Leaving the Camino does not mean that it is over. As our Dutch friend Constance says, “You take the Camino with you.” She divides her life into before her first Camino and after the Camino, because of the transformative effect it had on her worldview. All of life becomes a pilgrimage when tackled with the attitude and strength of a pilgrim. You learn to embrace the positive and negative alike, from snoring Italians in albergues to beautiful sunsets at the end of the world.

Os nosos“Os nosos montañeiros, Jesus e Toni Martinez Novas, polo seu espirito de esforzo e sacrificio en defensa de paz e o medio ambiente.”(For our mountaineers, Jesus and Toni Martinez Novas, for their strong spirit and sacrifice in defense of peace and the environment.), O Porriño, Spain

This tribute to two Galician mountain climbers speaks to the kind of people found on the Camino. A great many of the pilgrims I’ve met are there primarily because of their love of hiking and the outdoors. The Camino draws adventurers who have done other long-distance hikes such as the Appalachian Trail, Pacific Crest Trail, Inca Trail, and Mt. Kilimanjaro.

“Pensar diferente no es un delito, es un derecho y a veces un privilegio.”  Thinking differently isn’t a crime, it is a right and sometimes a privilege. Arcade, Spain

For me, an important thing to remember along the Camino is that the ability to adopt this different way of living is absolutely a privilege. It is accessible primarily to those who can afford to travel and walk. The pilgrims I’ve met on average have been financially stable, older, and whiter. While to some the Camino is “not a vacation at all,” but about reflection and suffering, it still requires a certain amount of stability, not to mention the time, money, and gear needed for the Camino. We must remind ourselves how lucky we are to be here.

“O único camiño que se fai siguiendo as Estrellas” (The only Camino that follows the stars.) Pontevedra, Spain

BeerThis Estrella Galicia beer ad takes a jab at the French route, often called the “Camino de las estrellas” because it follows the milky way. The strong Galician identity was evident from the moment we crossed over from Portugal and into Santiago–in food, language, graffiti, and, of course, beer. The billboard is also a great example of the commercial potential many companies find in the Camino’s pilgrims. Stores, restaurants, and albergue owners often rely on the influx of pilgrims in the summer months to support themselves throughout the rest of the year. The Camino, for all its spirituality and personal importance, is certainly not untouched by economic interests.

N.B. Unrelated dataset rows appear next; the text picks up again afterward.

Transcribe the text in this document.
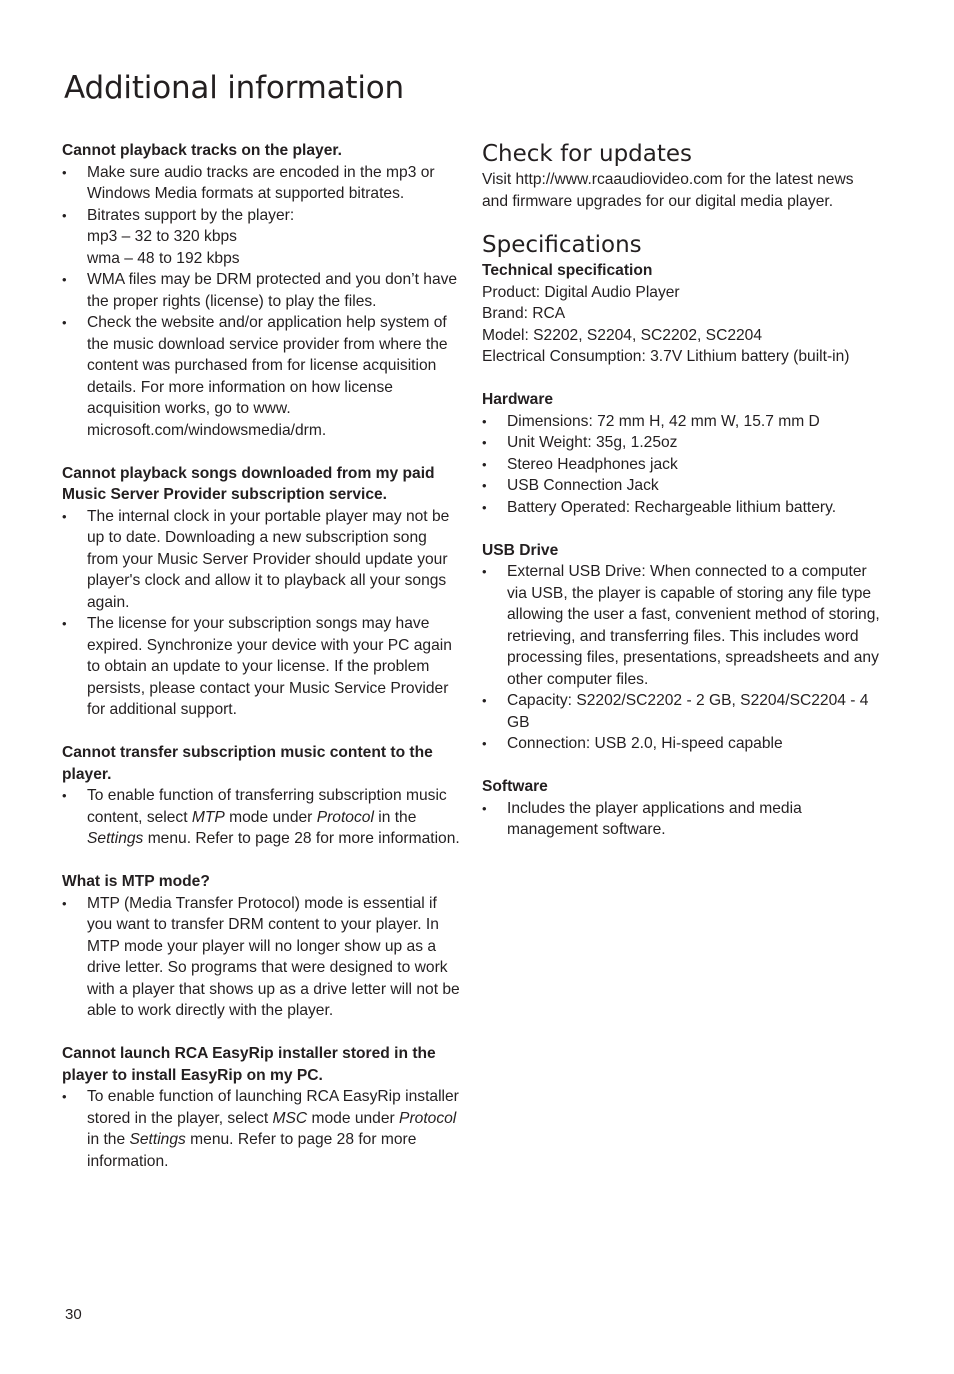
Additional information

Cannot playback tracks on the player.

• Make sure audio tracks are encoded in the mp3 or Windows Media formats at supported bitrates.
• Bitrates support by the player:
mp3 – 32 to 320 kbps
wma – 48 to 192 kbps
• WMA files may be DRM protected and you don’t have the proper rights (license) to play the files.
• Check the website and/or application help system of the music download service provider from where the content was purchased from for license acquisition details. For more information on how license acquisition works, go to www. microsoft.com/windowsmedia/drm.

Cannot playback songs downloaded from my paid Music Server Provider subscription service.

• The internal clock in your portable player may not be up to date. Downloading a new subscription song from your Music Server Provider should update your player's clock and allow it to playback all your songs again.
• The license for your subscription songs may have expired. Synchronize your device with your PC again to obtain an update to your license. If the problem persists, please contact your Music Service Provider for additional support.

Cannot transfer subscription music content to the player.

• To enable function of transferring subscription music content, select MTP mode under Protocol in the Settings menu. Refer to page 28 for more information.

What is MTP mode?

• MTP (Media Transfer Protocol) mode is essential if you want to transfer DRM content to your player. In MTP mode your player will no longer show up as a drive letter. So programs that were designed to work with a player that shows up as a drive letter will not be able to work directly with the player.

Cannot launch RCA EasyRip installer stored in the player to install EasyRip on my PC.

• To enable function of launching RCA EasyRip installer stored in the player, select MSC mode under Protocol in the Settings menu. Refer to page 28 for more information.
Check for updates

Visit http://www.rcaaudiovideo.com for the latest news and firmware upgrades for our digital media player.

Specifications

Technical specification

Product: Digital Audio Player

Brand: RCA

Model: S2202, S2204, SC2202, SC2204

Electrical Consumption: 3.7V Lithium battery (built-in)

Hardware

• Dimensions: 72 mm H, 42 mm W, 15.7 mm D
• Unit Weight: 35g, 1.25oz
• Stereo Headphones jack
• USB Connection Jack
• Battery Operated: Rechargeable lithium battery.

USB Drive

• External USB Drive: When connected to a computer via USB, the player is capable of storing any file type allowing the user a fast, convenient method of storing, retrieving, and transferring files. This includes word processing files, presentations, spreadsheets and any other computer files.
• Capacity: S2202/SC2202 - 2 GB, S2204/SC2204 - 4 GB
• Connection: USB 2.0, Hi-speed capable

Software

• Includes the player applications and media management software.
30
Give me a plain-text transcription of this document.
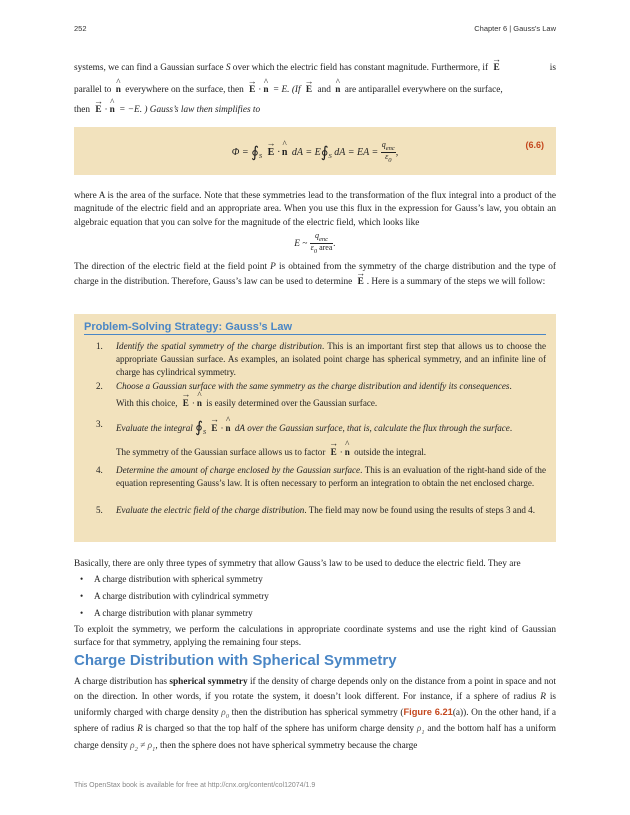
252	Chapter 6 | Gauss's Law
systems, we can find a Gaussian surface S over which the electric field has constant magnitude. Furthermore, if → E	is
parallel to ^ n everywhere on the surface, then → E · ^ n = E. (If → E and ^ n are antiparallel everywhere on the surface,
then → E · ^ n = −E. ) Gauss’s law then simplifies to
$\Phi = ∮_S \to E$ · ^ n dA = $E∮_S$ dA = EA = $\frac{q_{enc}}{\varepsilon_0}$ ,
(6.6)
where A is the area of the surface. Note that these symmetries lead to the transformation of the flux integral into a product of the magnitude of the electric field and an appropriate area. When you use this flux in the expression for Gauss’s law, you obtain an algebraic equation that you can solve for the magnitude of the electric field, which looks like
E ~ $\frac{q_{enc}}{\varepsilon_0 area}$ .
The direction of the electric field at the field point P is obtained from the symmetry of the charge distribution and the type of charge in the distribution. Therefore, Gauss’s law can be used to determine → E . Here is a summary of the steps we will follow:
Problem-Solving Strategy: Gauss’s Law
1.	Identify the spatial symmetry of the charge distribution. This is an important first step that allows us to choose the appropriate Gaussian surface. As examples, an isolated point charge has spherical symmetry, and an infinite line of charge has cylindrical symmetry.
2.	Choose a Gaussian surface with the same symmetry as the charge distribution and identify its consequences.
With this choice, → E · ^ n is easily determined over the Gaussian surface.
3.	Evaluate the integral $∮_S \to E$ · ^ n dA over the Gaussian surface, that is, calculate the flux through the surface.
The symmetry of the Gaussian surface allows us to factor → E · ^ n outside the integral.
4.	Determine the amount of charge enclosed by the Gaussian surface. This is an evaluation of the right-hand side of the equation representing Gauss’s law. It is often necessary to perform an integration to obtain the net enclosed charge.
5.	Evaluate the electric field of the charge distribution. The field may now be found using the results of steps 3 and 4.
Basically, there are only three types of symmetry that allow Gauss’s law to be used to deduce the electric field. They are
• A charge distribution with spherical symmetry
• A charge distribution with cylindrical symmetry
• A charge distribution with planar symmetry
To exploit the symmetry, we perform the calculations in appropriate coordinate systems and use the right kind of Gaussian surface for that symmetry, applying the remaining four steps.
Charge Distribution with Spherical Symmetry
A charge distribution has spherical symmetry if the density of charge depends only on the distance from a point in space and not on the direction. In other words, if you rotate the system, it doesn’t look different. For instance, if a sphere of radius R is uniformly charged with charge density $\rho_0$ then the distribution has spherical symmetry (Figure 6.21(a)). On the other hand, if a sphere of radius R is charged so that the top half of the sphere has uniform charge density $\rho_1$ and the bottom half has a uniform charge density $\rho_2 \ne \rho_1$, then the sphere does not have spherical symmetry because the charge
This OpenStax book is available for free at http://cnx.org/content/col12074/1.9
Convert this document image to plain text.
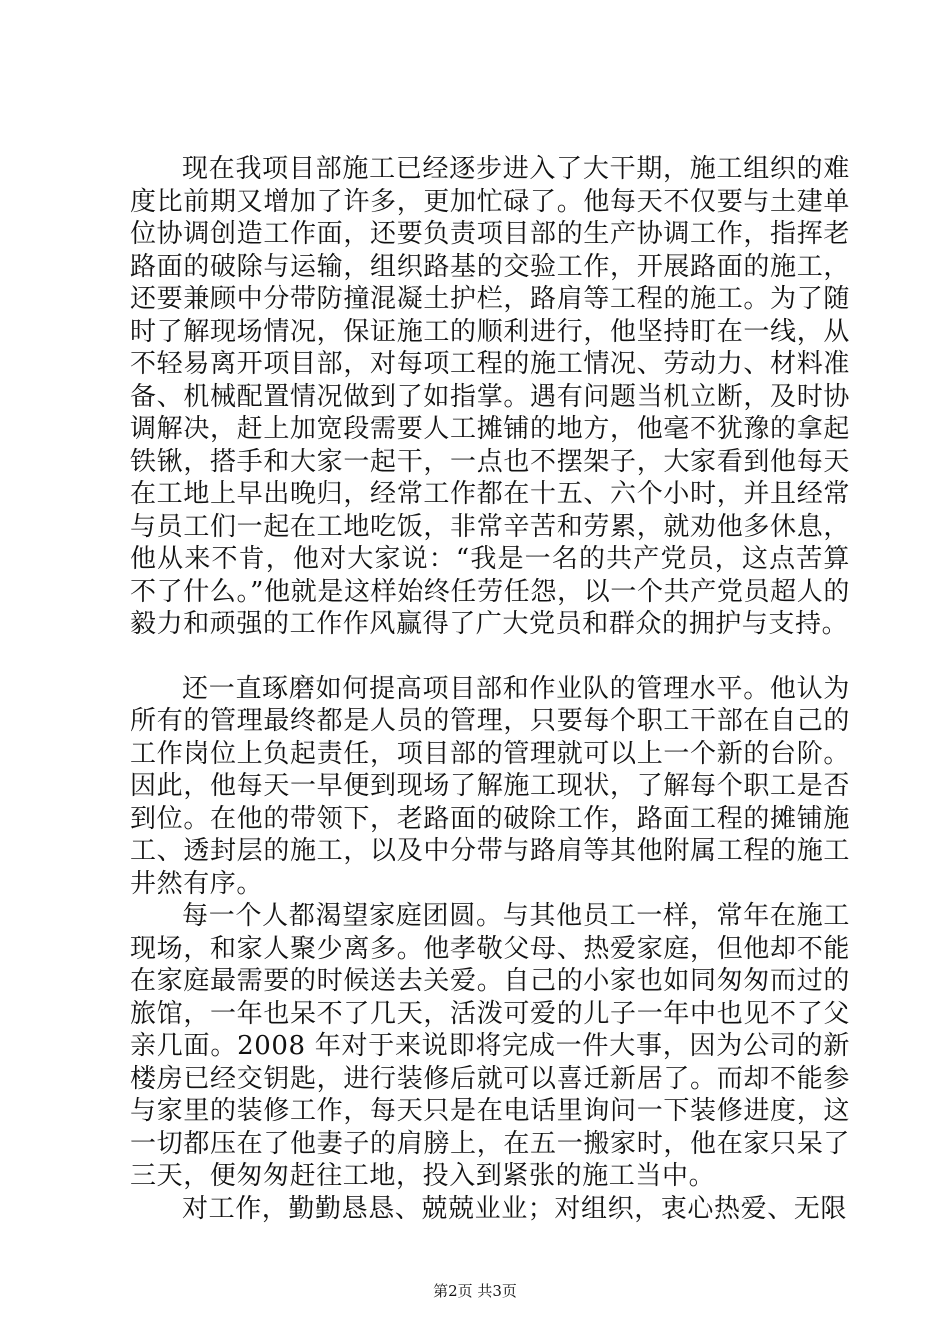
现在我项目部施工已经逐步进入了大干期，施工组织的难度比前期又增加了许多，更加忙碌了。他每天不仅要与土建单位协调创造工作面，还要负责项目部的生产协调工作，指挥老路面的破除与运输，组织路基的交验工作，开展路面的施工，还要兼顾中分带防撞混凝土护栏，路肩等工程的施工。为了随时了解现场情况，保证施工的顺利进行，他坚持盯在一线，从不轻易离开项目部，对每项工程的施工情况、劳动力、材料准备、机械配置情况做到了如指掌。遇有问题当机立断，及时协调解决，赶上加宽段需要人工摊铺的地方，他毫不犹豫的拿起铁锹，搭手和大家一起干，一点也不摆架子，大家看到他每天在工地上早出晚归，经常工作都在十五、六个小时，并且经常与员工们一起在工地吃饭，非常辛苦和劳累，就劝他多休息，他从来不肯，他对大家说：“我是一名的共产党员，这点苦算不了什么。”他就是这样始终任劳任怨，以一个共产党员超人的毅力和顽强的工作作风赢得了广大党员和群众的拥护与支持。

还一直琢磨如何提高项目部和作业队的管理水平。他认为所有的管理最终都是人员的管理，只要每个职工干部在自己的工作岗位上负起责任，项目部的管理就可以上一个新的台阶。因此，他每天一早便到现场了解施工现状，了解每个职工是否到位。在他的带领下，老路面的破除工作，路面工程的摊铺施工、透封层的施工，以及中分带与路肩等其他附属工程的施工井然有序。

每一个人都渴望家庭团圆。与其他员工一样，常年在施工现场，和家人聚少离多。他孝敬父母、热爱家庭，但他却不能在家庭最需要的时候送去关爱。自己的小家也如同匆匆而过的旅馆，一年也呆不了几天，活泼可爱的儿子一年中也见不了父亲几面。2008 年对于来说即将完成一件大事，因为公司的新楼房已经交钥匙，进行装修后就可以喜迁新居了。而却不能参与家里的装修工作，每天只是在电话里询问一下装修进度，这一切都压在了他妻子的肩膀上，在五一搬家时，他在家只呆了三天，便匆匆赶往工地，投入到紧张的施工当中。

对工作，勤勤恳恳、兢兢业业；对组织，衷心热爱、无限

第2页 共3页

Para abrir “Para abrir nuevos caminos hay que: experimentar, correr riesgos, equivocarse y divertirse.” (To open up new pathways you must: experiment, take risks, make mistakes, and have fun). Arcade, Spain

The Camino is an incredibly reflective space, and many who come to walk are at a crossroads in life, unsure of the way forward. The time to take risks, make mistakes, and enjoy time away from the stress of life back home creates a unique atmosphere of acceptance and reflection.